Our own vocabulary is small and it was always meant to be a temporary solution until we switched to a more robust and standard one like schema.org. This hasn't happened yet mainly due to lack of time.

On a side note I'm very saddened to hear that epub:type is being dropped in future revisions of epub. It provides an elegant way to mark up text that has lots of benefits, as I outlined above. Removing it makes ebooks dumber, less information-dense, more difficult to parse, and more difficult to render. If reading systems didn't make consistent use of it, then that doesn't mean it was a bad idea, or that they couldn't in the future.

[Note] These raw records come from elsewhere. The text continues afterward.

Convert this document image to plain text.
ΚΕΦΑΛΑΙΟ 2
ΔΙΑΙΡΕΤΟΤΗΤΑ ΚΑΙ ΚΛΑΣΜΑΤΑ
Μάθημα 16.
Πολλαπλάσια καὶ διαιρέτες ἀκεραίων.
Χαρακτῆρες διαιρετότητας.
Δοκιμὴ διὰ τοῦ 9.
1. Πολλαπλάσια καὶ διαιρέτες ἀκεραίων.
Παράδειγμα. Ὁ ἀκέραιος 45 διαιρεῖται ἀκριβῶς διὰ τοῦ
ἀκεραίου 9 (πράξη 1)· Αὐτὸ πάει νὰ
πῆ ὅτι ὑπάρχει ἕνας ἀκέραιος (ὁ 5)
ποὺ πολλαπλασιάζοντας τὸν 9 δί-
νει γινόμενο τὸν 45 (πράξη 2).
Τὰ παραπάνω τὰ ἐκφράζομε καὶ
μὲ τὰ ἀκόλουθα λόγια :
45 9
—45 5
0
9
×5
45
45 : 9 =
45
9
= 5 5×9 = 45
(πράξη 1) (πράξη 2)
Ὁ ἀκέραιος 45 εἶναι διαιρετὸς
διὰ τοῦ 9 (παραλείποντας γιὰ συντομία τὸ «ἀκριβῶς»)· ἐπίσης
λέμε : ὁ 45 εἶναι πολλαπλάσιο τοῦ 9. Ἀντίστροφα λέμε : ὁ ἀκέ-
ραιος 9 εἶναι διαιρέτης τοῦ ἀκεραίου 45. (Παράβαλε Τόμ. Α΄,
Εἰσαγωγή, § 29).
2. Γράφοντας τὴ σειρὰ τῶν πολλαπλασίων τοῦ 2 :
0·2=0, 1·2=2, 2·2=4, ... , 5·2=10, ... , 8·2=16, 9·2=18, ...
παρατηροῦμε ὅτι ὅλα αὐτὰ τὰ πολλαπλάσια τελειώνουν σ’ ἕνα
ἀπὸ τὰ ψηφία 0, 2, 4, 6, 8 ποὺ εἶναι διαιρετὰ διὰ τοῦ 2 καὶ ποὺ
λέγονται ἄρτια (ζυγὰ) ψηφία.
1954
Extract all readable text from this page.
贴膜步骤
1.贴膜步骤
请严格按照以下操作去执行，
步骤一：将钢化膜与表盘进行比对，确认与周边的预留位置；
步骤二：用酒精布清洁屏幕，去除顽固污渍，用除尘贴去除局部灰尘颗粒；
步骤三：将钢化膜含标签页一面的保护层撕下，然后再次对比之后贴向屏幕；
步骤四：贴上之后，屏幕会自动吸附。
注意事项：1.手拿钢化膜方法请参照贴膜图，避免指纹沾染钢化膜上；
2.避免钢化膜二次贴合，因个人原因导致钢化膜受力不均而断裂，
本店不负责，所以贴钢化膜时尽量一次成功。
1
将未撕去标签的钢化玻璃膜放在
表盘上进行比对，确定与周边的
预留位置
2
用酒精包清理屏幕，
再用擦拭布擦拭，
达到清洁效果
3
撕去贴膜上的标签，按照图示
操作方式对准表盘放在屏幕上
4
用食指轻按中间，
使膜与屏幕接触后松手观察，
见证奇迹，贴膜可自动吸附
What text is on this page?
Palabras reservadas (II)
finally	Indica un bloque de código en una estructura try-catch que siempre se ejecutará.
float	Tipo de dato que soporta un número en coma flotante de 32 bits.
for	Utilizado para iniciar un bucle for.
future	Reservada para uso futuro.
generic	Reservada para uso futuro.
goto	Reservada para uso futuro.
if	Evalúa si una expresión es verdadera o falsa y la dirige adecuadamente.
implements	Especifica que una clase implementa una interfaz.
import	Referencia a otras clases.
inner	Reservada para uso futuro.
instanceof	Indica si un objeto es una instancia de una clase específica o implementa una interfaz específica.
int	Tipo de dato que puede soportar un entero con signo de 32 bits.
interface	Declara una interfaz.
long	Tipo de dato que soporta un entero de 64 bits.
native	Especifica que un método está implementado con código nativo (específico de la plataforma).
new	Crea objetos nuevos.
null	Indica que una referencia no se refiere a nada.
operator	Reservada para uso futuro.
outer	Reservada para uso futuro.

I'm available to answer any questions anyone has. Hopefully some of this is useful to you!

danielweck commented 6 years ago

Useful info, @acabal :) For reference: https://idpf.github.io/epub-guides/aria-mapping/

RachelComerford commented 6 years ago

Thank you @acabal! This group is working on establishing "Best Practices" documentation for EPUB3 use. (To answer your question about context.)